Companies and investors have spent billions of dollars building AI. Currently used LLM models such as GPT-4o have already cost hundreds of millions of dollars to train, and the next generation models have already begun to be developed, which will cost as much as $1 billion. However, Goldman Sachs, one of the world’s leading financial institutions, is questioning whether these investments will be profitable.
Venture capital firm Sequoia Capital recently looked at AI investments and calculated that the industry as a whole would need $600 billion in annual revenue to recoup its initial investment. So with big companies like NVIDIA, Microsoft, and Amazon spending billions to get ahead in the AI race, Goldman Sachs interviewed several experts to ask them whether investing in AI actually pays off.
The expert opinions in the Goldman Sachs report are currently split into two camps: one group is skeptical, stating that AI will bring limited benefits to the US economy and will not solve complex problems more economically than current technologies, while the other group believes that the capital spending cycle for AI technologies is promising and similar to what previous technologies have gone through.
MIT professor Daron Acemoglu estimates that generative AI will have a limited impact on the economy, boosting productivity by about 0.5% and increasing GDP output by 1%. That contrasts with the predictions of economists at Goldman Sachs, who projected a 9% increase in productivity and a 6.1% increase in GDP. He adds that while AI technology will eventually evolve and become less expensive, he’s not convinced the current trend of pumping more data and computing power into AI models will make the vision of artificial general intelligence a reality any sooner.
“Human cognition involves many types of cognitive processes, sensory inputs, and reasoning capabilities. Today, large-scale language models (LLMs) have proven to be better than many expected, but it still takes a big leap to believe that an architecture that predicts the next word in a sentence will achieve the same intelligent capabilities as HAL 9000 did in the 20th century. 2001: A Space Odyssey“It’s almost certain that current AI models will not be able to achieve anything close to this feat within the next decade,” Acemoglu said.
The report’s dissenting voice comes from Goldman Sachs senior equity research analysts Kash Langan and Eric Sheridan, who say that while payback on AI investments is taking longer than expected, it should eventually pay off. Langan said, “Every computing cycle follows a progression called IPA: first infrastructure, then platform, and finally applications. The AI cycle is still in the infrastructure building phase, so it will take time to find the killer application, but we believe we will get there.”

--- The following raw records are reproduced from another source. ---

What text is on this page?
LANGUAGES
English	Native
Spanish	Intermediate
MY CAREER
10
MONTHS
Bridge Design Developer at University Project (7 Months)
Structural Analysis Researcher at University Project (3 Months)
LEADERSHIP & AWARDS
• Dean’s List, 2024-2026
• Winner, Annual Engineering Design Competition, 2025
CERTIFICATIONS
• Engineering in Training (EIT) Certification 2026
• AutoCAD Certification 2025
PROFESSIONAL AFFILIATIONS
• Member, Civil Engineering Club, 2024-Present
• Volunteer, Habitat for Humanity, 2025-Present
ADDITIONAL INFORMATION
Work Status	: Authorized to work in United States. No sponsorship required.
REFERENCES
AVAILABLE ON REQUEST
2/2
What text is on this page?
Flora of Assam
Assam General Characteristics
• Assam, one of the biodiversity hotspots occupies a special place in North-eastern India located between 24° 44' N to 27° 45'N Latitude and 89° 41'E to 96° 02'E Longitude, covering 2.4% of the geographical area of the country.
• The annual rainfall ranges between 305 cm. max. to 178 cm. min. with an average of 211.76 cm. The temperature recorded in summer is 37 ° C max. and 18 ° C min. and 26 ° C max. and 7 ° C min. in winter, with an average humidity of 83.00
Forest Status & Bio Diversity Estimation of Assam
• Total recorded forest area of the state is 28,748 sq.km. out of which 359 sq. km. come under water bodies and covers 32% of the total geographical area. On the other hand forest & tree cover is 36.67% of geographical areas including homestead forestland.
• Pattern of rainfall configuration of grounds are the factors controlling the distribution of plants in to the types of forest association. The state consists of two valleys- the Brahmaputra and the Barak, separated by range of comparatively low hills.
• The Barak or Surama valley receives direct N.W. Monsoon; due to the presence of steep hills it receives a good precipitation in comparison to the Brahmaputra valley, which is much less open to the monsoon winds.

“This capital spending cycle looks more promising than previous ones because it’s driven by incumbents rather than startups, which reduces the risk that the technology won’t go mainstream,” Sheridan added. [like Microsoft and Google] “We have abundant capital, an extremely low cost of capital, and access to a large distribution network and customer base, which allows us to experiment with how capital ultimately pays off.”
Despite these two objections, Goldman Sachs recognized two of AI’s challenges: chip availability and power availability. The AI GPU crisis appears to be over, primarily because Nvidia can now deliver chips with a two- to three-month lead time, compared to the 11 months it previously took.
However, data center power consumption is now the main limiting factor, especially as AI GPUs become increasingly power-hungry. A single modern AI GPU can consume up to 3.7MWh of power per year, and it is estimated that every GPU sold will consume up to 3.7MWh of power per year. Just last year It consumes enough electricity to power more than 1.3 million average U.S. homes, and major companies have begun considering modular nuclear power plants to ensure they can provide the power they need for their massive AI data centers.
Only history will tell whether AI will boom like the internet and e-commerce, or fade like 3D TV, virtual reality, and the metaverse. But either way, AI development is expected to continue. Goldman Sachs said, “We believe there is still room for the AI theme to evolve, either as AI begins to deliver on its promises or as the bubble takes a long time to burst.”